A year ago, I could not hold you. Despite carrying your body for nine months, despite enduring hour after agonizing hour of labour, despite sacrificing my body and hopes on an operating table, despite the endless nights and postpartum tears, despite laying down every piece of me—physically, emotionally, and spiritually—to provide you breath, I was not allowed. I was not allowed to hold you or to speak to you. I was not allowed to feel and hear of God’s words pertaining to your life. I was not allowed to pronounce your name.
These are the duties of the male. The priesthood.
I was told my prayers were mighty. I was told my faith was strong. I was told I was of equal value.
And yet, I could not hold you, could not speak to you, could not pronounce your name.
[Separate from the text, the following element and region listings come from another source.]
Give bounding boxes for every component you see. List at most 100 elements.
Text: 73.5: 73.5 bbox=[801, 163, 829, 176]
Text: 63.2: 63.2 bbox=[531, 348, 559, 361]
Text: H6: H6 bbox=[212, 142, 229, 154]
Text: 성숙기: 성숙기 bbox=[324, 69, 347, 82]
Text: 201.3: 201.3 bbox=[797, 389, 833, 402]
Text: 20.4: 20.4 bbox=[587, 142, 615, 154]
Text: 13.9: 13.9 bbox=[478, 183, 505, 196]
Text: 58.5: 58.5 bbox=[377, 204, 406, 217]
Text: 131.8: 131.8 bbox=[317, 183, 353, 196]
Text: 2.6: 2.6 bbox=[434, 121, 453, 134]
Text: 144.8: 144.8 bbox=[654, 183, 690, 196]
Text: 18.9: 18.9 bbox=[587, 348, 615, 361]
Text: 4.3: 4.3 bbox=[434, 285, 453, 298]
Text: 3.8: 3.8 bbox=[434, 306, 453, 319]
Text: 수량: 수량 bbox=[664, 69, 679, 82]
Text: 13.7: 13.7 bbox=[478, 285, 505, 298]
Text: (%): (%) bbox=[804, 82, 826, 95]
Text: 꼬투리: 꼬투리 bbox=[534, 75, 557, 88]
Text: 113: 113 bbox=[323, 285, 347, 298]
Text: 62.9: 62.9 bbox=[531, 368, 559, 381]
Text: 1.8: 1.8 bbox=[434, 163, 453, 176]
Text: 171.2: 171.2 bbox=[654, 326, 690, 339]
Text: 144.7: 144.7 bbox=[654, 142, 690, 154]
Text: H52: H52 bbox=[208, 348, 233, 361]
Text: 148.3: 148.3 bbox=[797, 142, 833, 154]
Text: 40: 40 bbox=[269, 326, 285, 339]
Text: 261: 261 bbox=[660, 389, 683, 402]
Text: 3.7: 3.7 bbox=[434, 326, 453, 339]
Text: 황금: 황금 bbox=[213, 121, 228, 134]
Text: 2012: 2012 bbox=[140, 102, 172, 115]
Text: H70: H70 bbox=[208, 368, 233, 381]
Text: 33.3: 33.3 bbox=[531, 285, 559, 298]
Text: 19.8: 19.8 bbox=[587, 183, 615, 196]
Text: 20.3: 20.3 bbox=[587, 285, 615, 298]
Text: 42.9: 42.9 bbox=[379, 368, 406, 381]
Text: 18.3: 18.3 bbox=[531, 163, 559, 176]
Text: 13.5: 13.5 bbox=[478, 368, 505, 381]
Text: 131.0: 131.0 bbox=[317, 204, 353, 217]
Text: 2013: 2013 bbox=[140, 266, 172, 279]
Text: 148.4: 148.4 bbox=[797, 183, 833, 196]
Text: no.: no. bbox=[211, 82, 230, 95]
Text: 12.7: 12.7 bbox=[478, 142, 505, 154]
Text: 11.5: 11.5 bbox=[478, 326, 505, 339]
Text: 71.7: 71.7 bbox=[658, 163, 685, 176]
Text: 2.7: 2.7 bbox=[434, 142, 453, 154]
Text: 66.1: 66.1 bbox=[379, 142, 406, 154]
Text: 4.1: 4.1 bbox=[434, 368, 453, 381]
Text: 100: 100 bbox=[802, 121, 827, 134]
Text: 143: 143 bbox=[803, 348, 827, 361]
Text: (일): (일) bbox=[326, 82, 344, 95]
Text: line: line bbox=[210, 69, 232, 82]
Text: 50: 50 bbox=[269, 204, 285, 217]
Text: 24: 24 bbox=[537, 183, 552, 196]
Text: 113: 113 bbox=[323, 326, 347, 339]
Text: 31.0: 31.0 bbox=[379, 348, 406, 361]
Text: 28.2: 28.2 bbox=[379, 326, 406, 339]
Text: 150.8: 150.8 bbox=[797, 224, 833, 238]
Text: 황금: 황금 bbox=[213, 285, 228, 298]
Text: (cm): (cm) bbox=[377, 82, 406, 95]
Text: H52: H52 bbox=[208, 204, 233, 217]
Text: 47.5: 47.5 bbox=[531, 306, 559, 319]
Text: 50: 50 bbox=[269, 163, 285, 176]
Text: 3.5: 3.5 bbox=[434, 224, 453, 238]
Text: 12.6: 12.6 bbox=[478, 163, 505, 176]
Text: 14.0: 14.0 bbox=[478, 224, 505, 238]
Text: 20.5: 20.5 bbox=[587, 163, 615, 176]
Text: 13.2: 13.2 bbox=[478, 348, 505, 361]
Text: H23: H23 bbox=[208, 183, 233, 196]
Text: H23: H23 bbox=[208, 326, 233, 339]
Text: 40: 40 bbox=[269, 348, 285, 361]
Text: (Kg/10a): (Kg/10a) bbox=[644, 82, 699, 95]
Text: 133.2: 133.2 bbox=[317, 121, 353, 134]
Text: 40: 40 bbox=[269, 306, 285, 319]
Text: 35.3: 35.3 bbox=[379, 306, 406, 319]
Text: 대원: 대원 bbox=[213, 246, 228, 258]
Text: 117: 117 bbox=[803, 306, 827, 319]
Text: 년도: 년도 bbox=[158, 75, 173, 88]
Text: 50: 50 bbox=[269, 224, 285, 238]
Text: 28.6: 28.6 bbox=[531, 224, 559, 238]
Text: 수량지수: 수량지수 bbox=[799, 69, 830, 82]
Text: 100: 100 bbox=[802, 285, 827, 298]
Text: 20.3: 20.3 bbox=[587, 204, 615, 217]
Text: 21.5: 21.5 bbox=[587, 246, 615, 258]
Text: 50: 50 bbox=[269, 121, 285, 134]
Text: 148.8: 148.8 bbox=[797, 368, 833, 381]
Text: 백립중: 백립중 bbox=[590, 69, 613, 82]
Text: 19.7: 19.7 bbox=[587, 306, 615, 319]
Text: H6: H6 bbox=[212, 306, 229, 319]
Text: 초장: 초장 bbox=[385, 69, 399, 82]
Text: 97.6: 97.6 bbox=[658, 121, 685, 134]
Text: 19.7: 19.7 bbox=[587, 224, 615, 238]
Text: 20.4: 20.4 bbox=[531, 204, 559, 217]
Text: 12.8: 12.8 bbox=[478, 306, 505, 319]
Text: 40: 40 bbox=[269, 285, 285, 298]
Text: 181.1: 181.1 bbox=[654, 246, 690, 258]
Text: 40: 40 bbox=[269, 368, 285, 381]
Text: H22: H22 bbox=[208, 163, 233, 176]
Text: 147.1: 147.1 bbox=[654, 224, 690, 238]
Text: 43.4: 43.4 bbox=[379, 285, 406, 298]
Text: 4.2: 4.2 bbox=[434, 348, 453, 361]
On a day meant to be a day of blessing, it promised only to be a day of exclusion and pain. I could not bless you. I could not even touch you at the moment your name would have been pronounced to our community.
All because I am woman and I am your mother.
And so, a year later, I held you tight as I used that body, my female body, the one that had been banned from holding and blessing, to offer up the prayer of my heart.
I carried you with me as I proclaimed my desire and readiness to hold you a year before. I carried you for the right to hold my own child. I carried you for the power to bless. I carried you because I wanted you to know that you are the authority in your life and not auxiliary to it. I carried you because I want you to know that you can be a leader, not simply one who is led. I carried you because I hope for a better, stronger, more loving faith for you.
I carried you because I do this for you. I do this for me. I do this for the grandmothers, mothers, daughters, and granddaughters. I do this for yesterday, today, and tomorrow.
And as I carried you, I held your blessing in my heart. I blessed you with courage and fortitude, with love and passion, with determination and steadfastness. I blessed you with love of God and humankind, with understanding and foresight. I blessed you that you would find your voice early rather than spend your life fighting it off because of fear. I blessed you that you would always know you have a place at my table so long as you live. I blessed you that you will know you have choice in life. I blessed you that you might know you are not presided over by another but are the presiding authority on your life. I blessed you that you would covenant to God rather than to your husband. I blessed you that you, my sweet Emilia, would know that to be woman is not to be secondary, beneath, pedestaled, or excused. To be woman is to be wholly human.
You are my daughter, flesh of my flesh.
May this be the beginning of better days.